E’ stato senz’altro il calciatore più amato dai tifosi italiani degli anni ‘90, eppure non tutti gli allenatori sono riusciti -nel corso della sua straordinaria carriera- ad esaltarne a dovere il talento. Roberto Baggio è però oggi un’icona che unisce tutti in nome della nostalgia per un calcio che non c’è più: quando il suo codino ondeggiava tra le cifre del suo numero 10, la nostra serie A era semplicemente il campionato più bello (e difficile) del mondo, punto d’arrivo della carriera di qualsiasi campione.
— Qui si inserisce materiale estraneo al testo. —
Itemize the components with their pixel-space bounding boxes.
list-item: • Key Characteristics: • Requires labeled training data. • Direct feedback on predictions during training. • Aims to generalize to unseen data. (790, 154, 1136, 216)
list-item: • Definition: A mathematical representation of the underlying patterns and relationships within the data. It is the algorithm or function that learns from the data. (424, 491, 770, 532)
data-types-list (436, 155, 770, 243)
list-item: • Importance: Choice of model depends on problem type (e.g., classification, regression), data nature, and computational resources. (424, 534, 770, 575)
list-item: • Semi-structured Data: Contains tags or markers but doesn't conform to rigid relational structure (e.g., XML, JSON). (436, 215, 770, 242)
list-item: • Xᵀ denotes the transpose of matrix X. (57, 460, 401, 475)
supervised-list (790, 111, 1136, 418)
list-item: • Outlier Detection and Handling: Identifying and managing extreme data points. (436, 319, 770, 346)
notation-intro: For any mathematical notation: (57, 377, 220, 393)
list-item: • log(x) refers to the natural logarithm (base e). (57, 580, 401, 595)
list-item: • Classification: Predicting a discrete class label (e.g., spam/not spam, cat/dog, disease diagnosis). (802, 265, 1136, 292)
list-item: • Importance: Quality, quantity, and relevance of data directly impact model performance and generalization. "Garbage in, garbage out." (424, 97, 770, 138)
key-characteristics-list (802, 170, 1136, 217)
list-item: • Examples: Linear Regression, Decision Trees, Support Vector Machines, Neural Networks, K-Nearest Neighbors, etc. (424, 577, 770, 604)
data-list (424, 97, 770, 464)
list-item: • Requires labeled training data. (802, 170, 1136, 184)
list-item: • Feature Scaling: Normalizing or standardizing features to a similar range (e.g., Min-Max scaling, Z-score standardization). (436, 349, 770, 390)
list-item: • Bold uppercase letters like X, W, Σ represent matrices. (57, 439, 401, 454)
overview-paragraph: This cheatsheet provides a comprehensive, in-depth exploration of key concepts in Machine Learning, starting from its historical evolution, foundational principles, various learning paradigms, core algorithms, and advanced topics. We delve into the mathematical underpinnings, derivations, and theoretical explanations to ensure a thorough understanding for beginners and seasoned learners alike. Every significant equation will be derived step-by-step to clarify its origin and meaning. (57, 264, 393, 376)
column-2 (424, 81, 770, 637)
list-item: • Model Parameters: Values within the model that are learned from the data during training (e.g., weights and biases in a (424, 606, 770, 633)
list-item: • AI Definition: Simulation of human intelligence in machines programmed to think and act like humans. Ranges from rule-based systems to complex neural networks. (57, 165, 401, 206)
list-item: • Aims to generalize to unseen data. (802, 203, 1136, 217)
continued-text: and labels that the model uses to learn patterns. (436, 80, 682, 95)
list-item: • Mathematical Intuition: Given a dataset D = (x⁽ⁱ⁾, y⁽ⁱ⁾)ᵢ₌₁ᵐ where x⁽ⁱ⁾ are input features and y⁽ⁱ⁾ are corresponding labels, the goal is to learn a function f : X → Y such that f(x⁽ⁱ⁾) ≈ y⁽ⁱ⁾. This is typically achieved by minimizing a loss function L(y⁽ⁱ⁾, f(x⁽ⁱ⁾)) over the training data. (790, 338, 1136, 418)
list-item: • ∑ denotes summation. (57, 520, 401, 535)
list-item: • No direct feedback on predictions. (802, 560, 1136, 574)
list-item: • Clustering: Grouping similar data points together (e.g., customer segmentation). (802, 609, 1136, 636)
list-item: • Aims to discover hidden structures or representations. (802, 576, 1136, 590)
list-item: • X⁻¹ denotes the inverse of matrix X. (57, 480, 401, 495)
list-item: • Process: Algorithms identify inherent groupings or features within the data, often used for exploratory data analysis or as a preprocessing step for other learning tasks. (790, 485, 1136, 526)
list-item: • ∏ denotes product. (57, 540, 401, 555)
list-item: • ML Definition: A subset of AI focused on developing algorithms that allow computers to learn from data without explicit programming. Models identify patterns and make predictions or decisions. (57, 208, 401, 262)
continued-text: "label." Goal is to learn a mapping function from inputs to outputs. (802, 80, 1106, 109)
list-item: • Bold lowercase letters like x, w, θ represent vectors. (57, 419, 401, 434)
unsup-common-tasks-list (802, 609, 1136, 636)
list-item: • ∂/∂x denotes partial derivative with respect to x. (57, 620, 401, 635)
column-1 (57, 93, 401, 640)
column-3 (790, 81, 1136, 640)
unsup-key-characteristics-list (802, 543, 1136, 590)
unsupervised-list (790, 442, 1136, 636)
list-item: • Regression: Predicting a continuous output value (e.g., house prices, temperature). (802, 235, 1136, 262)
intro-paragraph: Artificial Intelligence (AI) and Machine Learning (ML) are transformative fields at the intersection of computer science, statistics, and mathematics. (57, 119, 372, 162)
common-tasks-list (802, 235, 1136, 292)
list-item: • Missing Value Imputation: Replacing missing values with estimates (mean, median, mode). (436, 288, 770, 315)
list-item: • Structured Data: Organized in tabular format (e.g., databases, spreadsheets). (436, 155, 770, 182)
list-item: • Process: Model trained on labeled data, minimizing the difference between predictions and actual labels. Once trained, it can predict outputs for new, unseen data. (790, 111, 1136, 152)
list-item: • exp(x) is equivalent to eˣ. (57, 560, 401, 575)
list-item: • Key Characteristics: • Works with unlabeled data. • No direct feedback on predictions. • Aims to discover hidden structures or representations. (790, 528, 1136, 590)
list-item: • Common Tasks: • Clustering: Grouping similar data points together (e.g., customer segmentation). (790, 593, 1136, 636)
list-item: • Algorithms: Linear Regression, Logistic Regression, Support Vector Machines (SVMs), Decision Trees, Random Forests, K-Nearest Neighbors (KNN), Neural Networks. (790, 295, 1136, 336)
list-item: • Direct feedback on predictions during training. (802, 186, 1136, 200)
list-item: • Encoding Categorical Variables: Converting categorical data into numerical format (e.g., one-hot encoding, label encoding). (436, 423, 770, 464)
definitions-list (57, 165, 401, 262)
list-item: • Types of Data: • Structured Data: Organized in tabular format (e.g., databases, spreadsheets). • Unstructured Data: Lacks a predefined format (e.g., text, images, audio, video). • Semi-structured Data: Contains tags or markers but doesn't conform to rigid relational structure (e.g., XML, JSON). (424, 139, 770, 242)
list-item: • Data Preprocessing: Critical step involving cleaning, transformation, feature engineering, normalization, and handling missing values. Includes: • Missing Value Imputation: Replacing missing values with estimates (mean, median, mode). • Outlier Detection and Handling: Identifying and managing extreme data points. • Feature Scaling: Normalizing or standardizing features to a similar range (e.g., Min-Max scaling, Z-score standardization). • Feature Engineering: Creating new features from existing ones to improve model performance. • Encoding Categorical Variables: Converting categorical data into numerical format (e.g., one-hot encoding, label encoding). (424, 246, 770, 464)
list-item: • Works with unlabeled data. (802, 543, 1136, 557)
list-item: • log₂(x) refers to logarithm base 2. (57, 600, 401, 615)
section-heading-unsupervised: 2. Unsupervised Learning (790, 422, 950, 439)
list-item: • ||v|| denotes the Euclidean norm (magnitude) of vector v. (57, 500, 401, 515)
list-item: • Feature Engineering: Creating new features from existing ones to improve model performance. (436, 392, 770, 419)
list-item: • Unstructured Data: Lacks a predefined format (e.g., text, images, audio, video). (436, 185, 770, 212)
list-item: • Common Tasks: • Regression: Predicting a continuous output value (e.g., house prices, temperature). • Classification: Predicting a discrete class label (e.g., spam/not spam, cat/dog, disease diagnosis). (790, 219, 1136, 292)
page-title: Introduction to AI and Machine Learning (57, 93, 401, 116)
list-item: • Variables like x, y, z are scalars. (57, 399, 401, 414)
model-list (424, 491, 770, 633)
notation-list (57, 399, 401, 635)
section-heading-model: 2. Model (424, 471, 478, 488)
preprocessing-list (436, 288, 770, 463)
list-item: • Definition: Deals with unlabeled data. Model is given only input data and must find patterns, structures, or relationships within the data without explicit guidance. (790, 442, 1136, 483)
“Guardiola, che allenatore!”

Di allenatori ne ha avuti tanti, con alcuni ha legato in maniera speciale (si pensi a Mazzone), con altri non si è mai capito fino in fondo (Lippi e Capello, ma anche Trapattoni, che lo escluse dalla lista dei convocati dal Mondiale 2002). Ma quale sarebbe, oggi, l’allenatore ideale del Divin Codino? La risposta l’ha data lui stesso nel corso di un’intervista a Vanity Fair, diretto per l’occasione dal suo grande tifoso Cesare Cremonini:

Gli allenatori più bravi sono quelli che lo riconoscono e sanno trattare con onestà il calciatore, sanno parlargli, sanno mantenere il rispetto, sanno confrontarsi sulle questioni tecniche. Ecco, allora come adesso, mi piacerebbe avere un allenatore così: le conoscenze tattiche si possono apprendere con lo studio, quelle più difficili da trovare sono le qualità umane. Un allenatore attuale con cui avrei voluto giocare? Guardiola, credo sia il più bravo di tutti

Guardiola, proprio il Campione che -dopo aver rotto con il Barcellona- scelse di accasarsi a Brescia solo per provare l’emozione di giocare al fianco di Baggio. Erano i primi anni 2000, un periodo d’oro della storia delle Rondinelle.



“I tifosi valgono più di trofei”

Una carriera straordinaria, quella di Baggio. Eppure, se si escludono il Pallone d’Oro e i due Scudetti con le maglie di Juventus e Milan, non così vincente come avrebbe meritato il suo incredibile talento. Nessun dramma però per il Divin Codino, che alle vittorie ha sempre preferito l’affetto dei tifosi, il trofeo più prezioso:

Rimanere nel cuore della gente, ecco il risultato più grande per ogni calciatore, per ogni sportivo. Trasmettere valori positivi, regalare momenti di gioia, questo vale più di un risultato in campo, che qualche volta non arriva per un episodio sfortunato. Non voglio dire che non importano i trofei, alla fine giochiamo tutti per vincere, ma non è solo quello, non può essere solo quello

Questo è Roberto Baggio, un artista del pallone prima ancora che calciatore, un uomo capace di unire tifosi di squadre e generazioni diverse come nessuno aveva fatto prima, almeno in Italia.